Think about this scenario. You had a tough day at work. Your boss chewed you out. You go home and put on ESPN and check out for the rest of the night. This is probably your ideal night as a single man; however, marriage is often a higher calling to a deeper level of grace and love. The Bible says, “Do nothing from selfish ambition or conceit, but in humility count others more significant than yourselves. Let each of you look not only to his own interests, but also to the interests of others” (Philippians 2:3-4, ESV).
Marriage is not about self-servitude. It is about humility and putting your wife’s needs above your own. The beautiful part about this model is that God will bless those who follow His will. When you continue to put your wife’s needs first, you will feel blessed and fulfilled by that. If your wife feels lonely, do not focus on whether or not that feeling is valid or take account of how often you are home. Instead, do what you can to address that feeling by being attentive to her needs and conversing with her rather than slumping off to the other room.
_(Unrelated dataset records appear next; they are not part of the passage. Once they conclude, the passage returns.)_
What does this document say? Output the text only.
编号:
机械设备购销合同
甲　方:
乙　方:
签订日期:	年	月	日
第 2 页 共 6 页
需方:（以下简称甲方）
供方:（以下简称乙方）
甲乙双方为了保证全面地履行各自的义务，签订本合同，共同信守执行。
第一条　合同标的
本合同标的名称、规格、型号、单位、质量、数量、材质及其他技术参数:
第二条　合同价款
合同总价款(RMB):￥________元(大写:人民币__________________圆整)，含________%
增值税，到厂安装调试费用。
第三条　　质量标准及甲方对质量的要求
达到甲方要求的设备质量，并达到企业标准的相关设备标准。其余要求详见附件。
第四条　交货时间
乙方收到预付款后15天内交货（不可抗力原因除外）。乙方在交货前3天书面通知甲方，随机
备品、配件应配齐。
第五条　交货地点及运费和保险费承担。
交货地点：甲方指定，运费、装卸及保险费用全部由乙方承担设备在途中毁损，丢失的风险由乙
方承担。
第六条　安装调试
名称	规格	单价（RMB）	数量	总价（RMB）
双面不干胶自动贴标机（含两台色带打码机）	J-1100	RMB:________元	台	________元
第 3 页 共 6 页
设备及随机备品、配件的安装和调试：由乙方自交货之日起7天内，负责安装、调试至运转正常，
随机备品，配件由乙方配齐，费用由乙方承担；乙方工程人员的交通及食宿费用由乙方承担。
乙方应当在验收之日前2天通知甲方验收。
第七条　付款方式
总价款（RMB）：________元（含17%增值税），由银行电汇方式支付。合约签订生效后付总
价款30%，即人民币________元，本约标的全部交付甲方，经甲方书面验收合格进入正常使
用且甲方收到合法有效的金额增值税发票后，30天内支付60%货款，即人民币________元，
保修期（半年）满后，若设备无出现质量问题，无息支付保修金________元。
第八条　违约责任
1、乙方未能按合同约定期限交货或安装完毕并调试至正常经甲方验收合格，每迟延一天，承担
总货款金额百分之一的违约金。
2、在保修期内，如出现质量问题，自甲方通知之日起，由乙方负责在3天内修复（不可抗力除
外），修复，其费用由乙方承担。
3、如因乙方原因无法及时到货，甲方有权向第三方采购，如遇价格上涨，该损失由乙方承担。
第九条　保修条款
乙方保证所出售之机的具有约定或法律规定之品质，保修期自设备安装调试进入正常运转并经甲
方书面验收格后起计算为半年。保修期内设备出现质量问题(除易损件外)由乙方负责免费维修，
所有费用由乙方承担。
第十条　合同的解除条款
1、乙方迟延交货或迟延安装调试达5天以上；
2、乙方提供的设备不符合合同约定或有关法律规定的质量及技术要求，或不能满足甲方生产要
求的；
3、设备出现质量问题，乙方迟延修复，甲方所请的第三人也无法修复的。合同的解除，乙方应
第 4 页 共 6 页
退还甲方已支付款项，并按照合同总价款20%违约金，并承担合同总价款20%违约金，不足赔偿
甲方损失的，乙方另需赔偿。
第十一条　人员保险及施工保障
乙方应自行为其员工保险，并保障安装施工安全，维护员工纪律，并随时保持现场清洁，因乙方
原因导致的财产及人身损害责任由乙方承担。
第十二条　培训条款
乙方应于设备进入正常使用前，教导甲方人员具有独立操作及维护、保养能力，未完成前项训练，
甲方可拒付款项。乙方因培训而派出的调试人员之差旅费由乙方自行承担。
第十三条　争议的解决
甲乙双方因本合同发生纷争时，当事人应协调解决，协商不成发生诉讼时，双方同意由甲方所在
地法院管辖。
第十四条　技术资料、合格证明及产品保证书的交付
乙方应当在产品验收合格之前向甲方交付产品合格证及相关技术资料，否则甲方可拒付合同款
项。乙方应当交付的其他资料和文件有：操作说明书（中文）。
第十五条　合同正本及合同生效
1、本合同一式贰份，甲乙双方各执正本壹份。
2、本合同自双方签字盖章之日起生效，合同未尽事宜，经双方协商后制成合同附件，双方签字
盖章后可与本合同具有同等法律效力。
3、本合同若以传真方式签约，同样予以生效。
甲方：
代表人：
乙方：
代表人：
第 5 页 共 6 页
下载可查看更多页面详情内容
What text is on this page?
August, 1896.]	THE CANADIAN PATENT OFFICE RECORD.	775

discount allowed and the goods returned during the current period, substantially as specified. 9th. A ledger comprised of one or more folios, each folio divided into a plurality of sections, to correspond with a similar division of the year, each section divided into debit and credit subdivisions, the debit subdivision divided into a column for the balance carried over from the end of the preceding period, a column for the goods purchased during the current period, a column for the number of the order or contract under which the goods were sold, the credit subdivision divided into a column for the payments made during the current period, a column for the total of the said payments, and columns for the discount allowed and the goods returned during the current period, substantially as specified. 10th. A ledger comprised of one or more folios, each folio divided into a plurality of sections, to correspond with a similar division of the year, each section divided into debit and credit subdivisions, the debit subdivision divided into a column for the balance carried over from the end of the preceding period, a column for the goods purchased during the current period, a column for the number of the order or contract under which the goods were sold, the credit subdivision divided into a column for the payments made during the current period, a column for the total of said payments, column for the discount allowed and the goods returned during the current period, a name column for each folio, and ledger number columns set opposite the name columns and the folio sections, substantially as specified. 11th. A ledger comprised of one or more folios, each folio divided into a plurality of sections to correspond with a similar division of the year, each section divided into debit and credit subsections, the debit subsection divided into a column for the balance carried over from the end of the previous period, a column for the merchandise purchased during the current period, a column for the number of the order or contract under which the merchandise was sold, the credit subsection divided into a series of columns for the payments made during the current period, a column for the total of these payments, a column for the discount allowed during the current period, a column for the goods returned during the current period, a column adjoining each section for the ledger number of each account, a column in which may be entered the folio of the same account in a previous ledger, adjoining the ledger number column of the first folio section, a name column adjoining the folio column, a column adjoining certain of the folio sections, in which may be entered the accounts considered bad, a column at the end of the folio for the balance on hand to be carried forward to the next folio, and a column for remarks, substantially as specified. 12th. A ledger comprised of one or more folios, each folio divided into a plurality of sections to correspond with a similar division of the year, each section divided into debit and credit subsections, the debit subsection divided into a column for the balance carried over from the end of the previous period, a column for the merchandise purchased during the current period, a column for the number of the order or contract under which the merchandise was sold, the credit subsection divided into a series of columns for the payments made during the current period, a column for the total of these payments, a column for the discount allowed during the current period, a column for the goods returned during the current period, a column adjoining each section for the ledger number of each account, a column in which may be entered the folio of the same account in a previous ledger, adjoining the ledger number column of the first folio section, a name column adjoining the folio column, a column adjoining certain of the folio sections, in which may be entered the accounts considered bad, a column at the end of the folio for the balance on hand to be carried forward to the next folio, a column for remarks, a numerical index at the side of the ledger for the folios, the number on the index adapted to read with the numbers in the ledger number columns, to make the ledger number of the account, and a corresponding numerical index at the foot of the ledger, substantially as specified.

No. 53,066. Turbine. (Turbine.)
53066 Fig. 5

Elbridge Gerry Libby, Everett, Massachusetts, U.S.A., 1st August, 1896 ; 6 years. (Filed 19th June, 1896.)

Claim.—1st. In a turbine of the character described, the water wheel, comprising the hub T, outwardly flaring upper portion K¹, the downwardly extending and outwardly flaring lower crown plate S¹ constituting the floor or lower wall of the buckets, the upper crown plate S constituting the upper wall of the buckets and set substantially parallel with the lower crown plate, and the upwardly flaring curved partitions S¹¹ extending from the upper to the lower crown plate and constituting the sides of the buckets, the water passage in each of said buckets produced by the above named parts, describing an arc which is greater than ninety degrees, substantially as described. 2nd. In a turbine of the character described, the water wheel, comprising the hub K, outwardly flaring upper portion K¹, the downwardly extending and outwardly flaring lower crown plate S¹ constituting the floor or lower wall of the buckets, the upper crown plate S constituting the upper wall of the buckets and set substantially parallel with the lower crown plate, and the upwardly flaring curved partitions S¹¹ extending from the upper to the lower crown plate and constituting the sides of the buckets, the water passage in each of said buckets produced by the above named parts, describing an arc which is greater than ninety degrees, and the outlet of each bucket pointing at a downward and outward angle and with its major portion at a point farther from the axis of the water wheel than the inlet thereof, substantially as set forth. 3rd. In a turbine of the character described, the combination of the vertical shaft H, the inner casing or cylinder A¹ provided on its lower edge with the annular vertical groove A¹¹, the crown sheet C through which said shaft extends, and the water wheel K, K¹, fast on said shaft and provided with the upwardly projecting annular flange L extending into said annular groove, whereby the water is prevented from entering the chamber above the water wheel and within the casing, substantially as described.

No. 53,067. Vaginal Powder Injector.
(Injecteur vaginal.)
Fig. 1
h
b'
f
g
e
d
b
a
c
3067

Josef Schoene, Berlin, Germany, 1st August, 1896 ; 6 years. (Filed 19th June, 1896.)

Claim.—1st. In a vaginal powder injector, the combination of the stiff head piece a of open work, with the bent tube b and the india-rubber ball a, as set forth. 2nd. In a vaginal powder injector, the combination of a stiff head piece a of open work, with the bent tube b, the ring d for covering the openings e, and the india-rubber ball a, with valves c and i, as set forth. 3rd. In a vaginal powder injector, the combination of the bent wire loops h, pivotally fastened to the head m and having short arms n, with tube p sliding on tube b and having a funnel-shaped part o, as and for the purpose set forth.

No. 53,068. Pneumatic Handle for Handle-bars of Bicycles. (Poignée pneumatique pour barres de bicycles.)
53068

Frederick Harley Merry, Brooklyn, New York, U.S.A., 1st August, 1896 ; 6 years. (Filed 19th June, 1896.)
Also, her loneliness may be a deeper-rooted issue of depression. If this is the case, you still need to take a little responsibility by being the spiritual leader of the home that she needs. The Bible says, “Likewise, husbands, live with your wives in an understanding way, showing honor to the woman as the weaker vessel, since they are heirs with you of the grace of life, so that your prayers may not be hindered” (1 Peter 3:7, ESV). What this verse says to me is that husbands should gently and honorably lead their wives in prayer. The best thing for depression is the presence of God. Help her eliminate depression by lovingly creating a spiritual atmosphere for her to thrive in Christ.